We agreed that it could be helpful to require the FCA to produce a long-term strategy. We see merit in a responsibility on the FCA to formalise and strengthen its approach to developing a long-term strategy to build on the regulator’s strengths and support a more strategic approach to regulation. The long-term strategy should be a plan that clarifies how the FCA will meet its statutory objectives including the ‘have regards’.
The FCA has made good progress in addressing sources of harm in the consumer credit market while supporting a thriving market that meets the needs of most consumers. Less good progress, however, has been made in addressing some significant longstanding consumer harms and unsecured credit remains a significant driver of preventable problem debt.
The current regulatory approach can lead to a low appetite for strategic interventions to address entrenched cross-cutting problems like harmful financial difficulties journeys in consumer credit, and difficulty progressing action on issues where wider public policy and regulatory policy interact such as financial inclusion or the challenge of supporting victim-survivors of economic abuse.
We would like to see a long-term strategy that is framed and structured in a way that drives a strategic regulatory agenda without reducing the flexibility the FCA must demonstrate to respond to emerging regulatory and consumer protection issues, including:
- identifying and acting on strategic consumer protection priorities and themes;
- a clear outcomes framework, using objective data wherever possible; and
- identifying problems that fall to some degree within the FCA’s regulatory emit but require joint action with government or other regulators and quasi- or non-governmental bodies (and progress action alongside those organisations so far as possible).

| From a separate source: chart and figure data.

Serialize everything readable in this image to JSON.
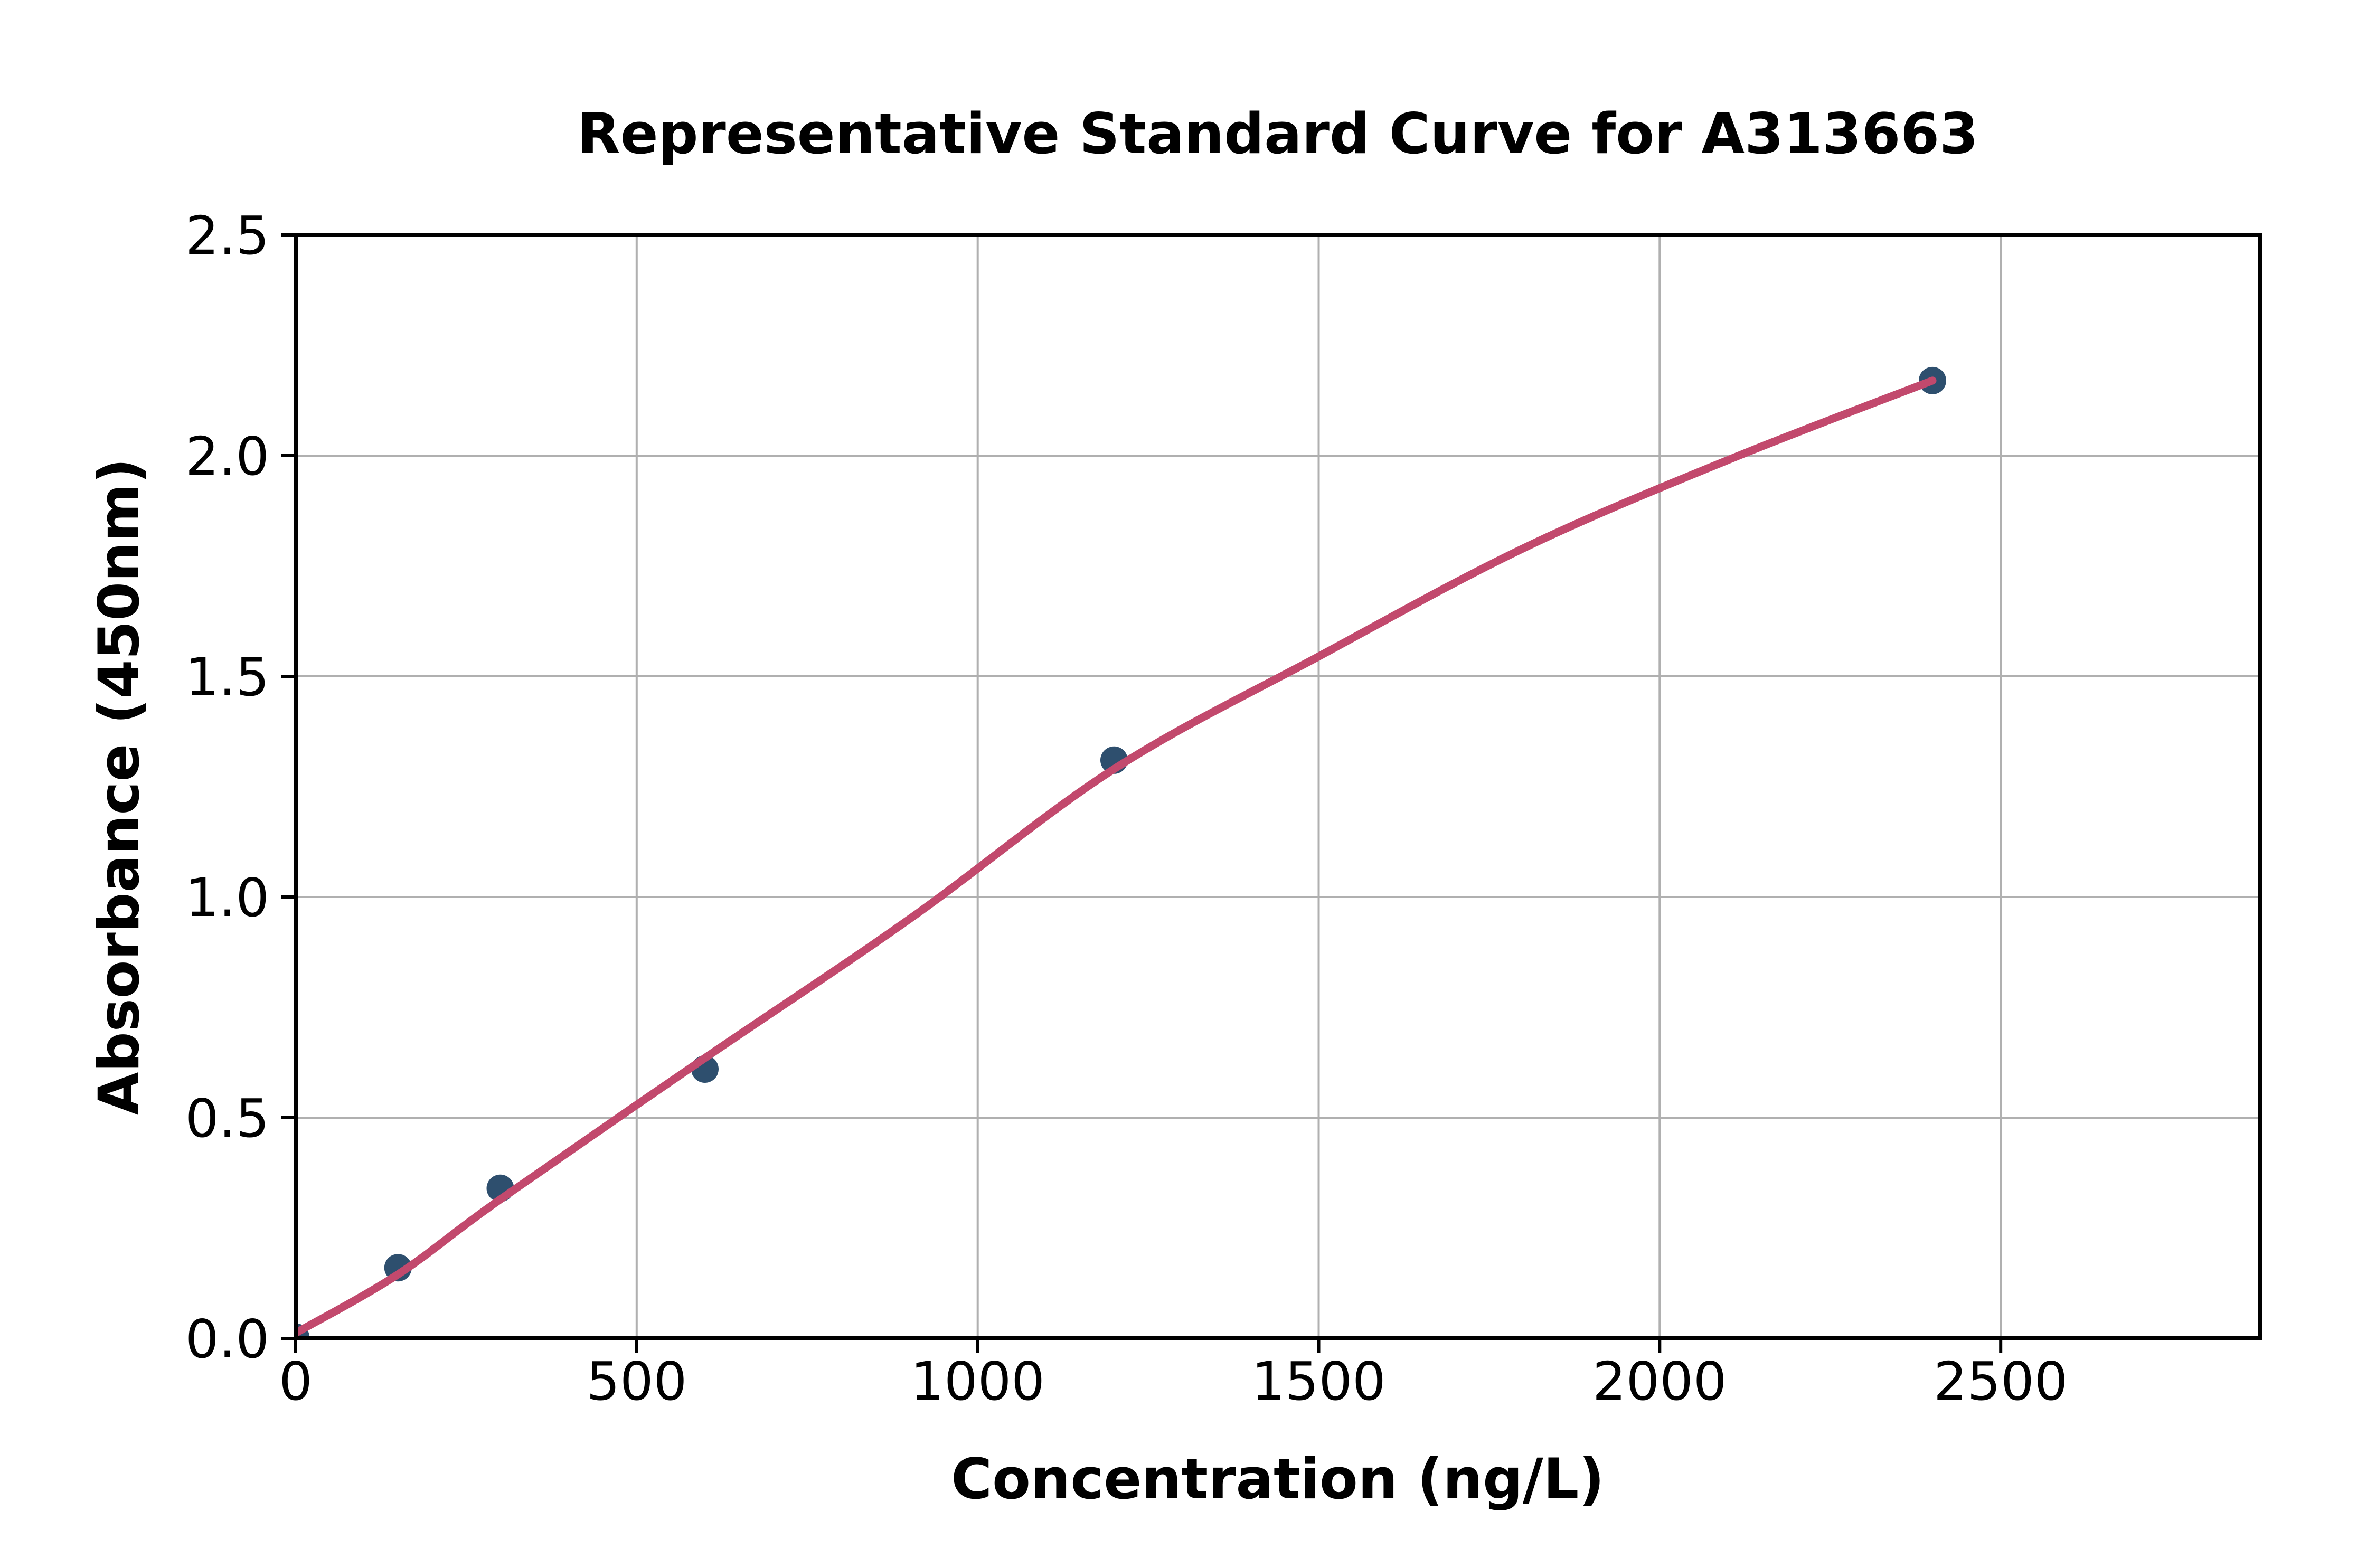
{
  "figure": {
    "background": "#ffffff"
  },
  "chart_data": {
    "type": "scatter",
    "title": "Representative Standard Curve for A313663",
    "xlabel": "Concentration (ng/L)",
    "ylabel": "Absorbance (450nm)",
    "xlim": [
      0,
      2880
    ],
    "ylim": [
      0,
      2.5
    ],
    "grid": true,
    "legend": "none",
    "xticks": {
      "values": [
        0,
        500,
        1000,
        1500,
        2000,
        2500
      ],
      "labels": [
        "0",
        "500",
        "1000",
        "1500",
        "2000",
        "2500"
      ]
    },
    "yticks": {
      "values": [
        0.0,
        0.5,
        1.0,
        1.5,
        2.0,
        2.5
      ],
      "labels": [
        "0.0",
        "0.5",
        "1.0",
        "1.5",
        "2.0",
        "2.5"
      ]
    },
    "series": [
      {
        "name": "standard-points",
        "kind": "scatter",
        "x": [
          0,
          150,
          300,
          600,
          1200,
          2400
        ],
        "y": [
          0.003,
          0.16,
          0.34,
          0.61,
          1.31,
          2.17
        ],
        "color": "#2e4f6e"
      },
      {
        "name": "fitted-curve",
        "kind": "line",
        "x": [
          0,
          150,
          300,
          600,
          900,
          1200,
          1500,
          1800,
          2100,
          2400
        ],
        "y": [
          0.012,
          0.145,
          0.315,
          0.635,
          0.95,
          1.29,
          1.545,
          1.79,
          1.99,
          2.17
        ],
        "color": "#c2496d"
      }
    ],
    "colors": {
      "grid": "#b0b0b0",
      "spine": "#000000",
      "text": "#000000",
      "background": "#ffffff"
    }
  }
}
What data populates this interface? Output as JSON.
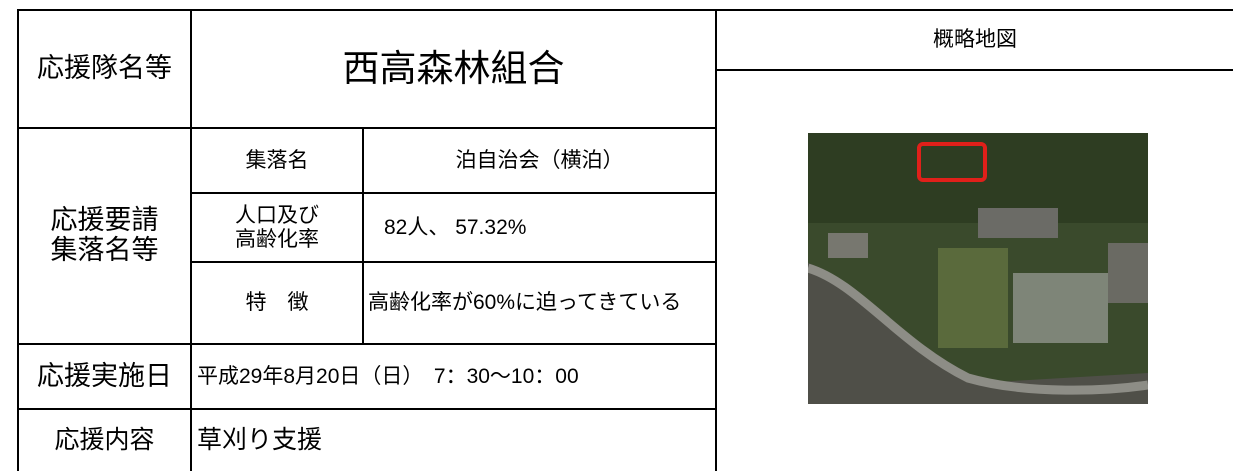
{
  "table": {
    "team_label": "応援隊名等",
    "team_name": "西高森林組合",
    "village_group_label": "応援要請\n集落名等",
    "village_name_label": "集落名",
    "village_name": "泊自治会（横泊）",
    "population_label": "人口及び\n高齢化率",
    "population": "82人、 57.32%",
    "feature_label": "特　徴",
    "feature": "高齢化率が60%に迫ってきている",
    "date_label": "応援実施日",
    "date": "平成29年8月20日（日）　7：30〜10：00",
    "content_label": "応援内容",
    "content": "草刈り支援"
  },
  "map": {
    "title": "概略地図"
  }
}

We do not support the government’s proposal to ‘streamline’ the requirement for the FCA to have regard to principles in the FSMA that clarify the intent of its strategic objectives by linking these to the regulators’ long-term strategy. This risks downgrading consumer protection and other important ‘have regards’ (which would have greater consequences for consumers affected by socio-economic disadvantage and/or in vulnerable circumstances) and weakening the strategic coherence of the FCA’s approach.